Prevention uncovers clued-up patients
Moreover, those doing the most information-seeking are also often those most likely to ask their doctor about an advertised medicine. Overall, 27% of respondents saw a DTC ad and talked to their doctor about it, but 42% of those who said they know a lot about their illness reported doing so.
The survey found that more consumers—61%, versus 46% in 2005—want to know how the effectiveness of the drugs they take compares to others in their class.
“What we're seeing is the evolution of consumers towards having questions beyond risk and benefits,” said Cary Silvers, director of consumer and advertising trends for Rodale. “Beyond that, people want to know how one medication compares to another, and that's being driven by the power of online search and the ability to comparison-shop for different products.”

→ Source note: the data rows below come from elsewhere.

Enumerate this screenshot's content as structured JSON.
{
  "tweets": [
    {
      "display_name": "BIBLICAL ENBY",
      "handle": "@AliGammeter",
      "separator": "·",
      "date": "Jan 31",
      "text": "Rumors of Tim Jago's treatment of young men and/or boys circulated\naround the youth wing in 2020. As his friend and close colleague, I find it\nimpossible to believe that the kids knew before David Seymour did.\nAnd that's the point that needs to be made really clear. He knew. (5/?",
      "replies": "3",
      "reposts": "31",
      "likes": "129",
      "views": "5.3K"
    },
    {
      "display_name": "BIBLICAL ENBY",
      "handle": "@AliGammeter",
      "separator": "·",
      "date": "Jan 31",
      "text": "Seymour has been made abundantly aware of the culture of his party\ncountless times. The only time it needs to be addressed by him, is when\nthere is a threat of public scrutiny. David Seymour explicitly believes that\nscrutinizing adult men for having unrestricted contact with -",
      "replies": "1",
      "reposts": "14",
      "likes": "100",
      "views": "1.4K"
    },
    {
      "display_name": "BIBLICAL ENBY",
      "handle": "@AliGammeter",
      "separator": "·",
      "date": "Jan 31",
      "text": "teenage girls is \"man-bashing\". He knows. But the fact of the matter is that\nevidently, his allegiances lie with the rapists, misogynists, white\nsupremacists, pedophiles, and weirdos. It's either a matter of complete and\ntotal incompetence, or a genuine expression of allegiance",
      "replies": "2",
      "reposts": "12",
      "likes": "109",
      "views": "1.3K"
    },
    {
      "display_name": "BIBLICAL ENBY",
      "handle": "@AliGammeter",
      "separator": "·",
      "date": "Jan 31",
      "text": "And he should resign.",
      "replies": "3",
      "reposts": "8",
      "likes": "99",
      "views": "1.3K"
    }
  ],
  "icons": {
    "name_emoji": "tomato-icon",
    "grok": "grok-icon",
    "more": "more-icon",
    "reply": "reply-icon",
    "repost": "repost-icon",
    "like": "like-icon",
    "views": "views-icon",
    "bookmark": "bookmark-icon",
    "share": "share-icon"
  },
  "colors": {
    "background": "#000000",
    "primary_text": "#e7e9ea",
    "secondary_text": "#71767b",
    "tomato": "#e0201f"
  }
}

They're also more curious about how the medicine treats their condition (76%, versus 70% in 2006) and how it interacts with other medicines (66%, versus 57% in 2006).
The survey also found that even after a prescription is filled, three-quarters of consumers are still looking for information about their medications, with 29% reporting that they stopped to watch or read an ad.
A vast majority of survey respondents—73%—said DTC ads allow them to be more involved with their healthcare, though only 8% reported asking their doctor for a specific medication after seeing an ad.
Disease awareness ads, however, seem to be having the desired effect. Among the 36% of consumers who remembered seeing any disease awareness ad, half said they had either talked with their doctor, a friend or family member or searched for additional information online.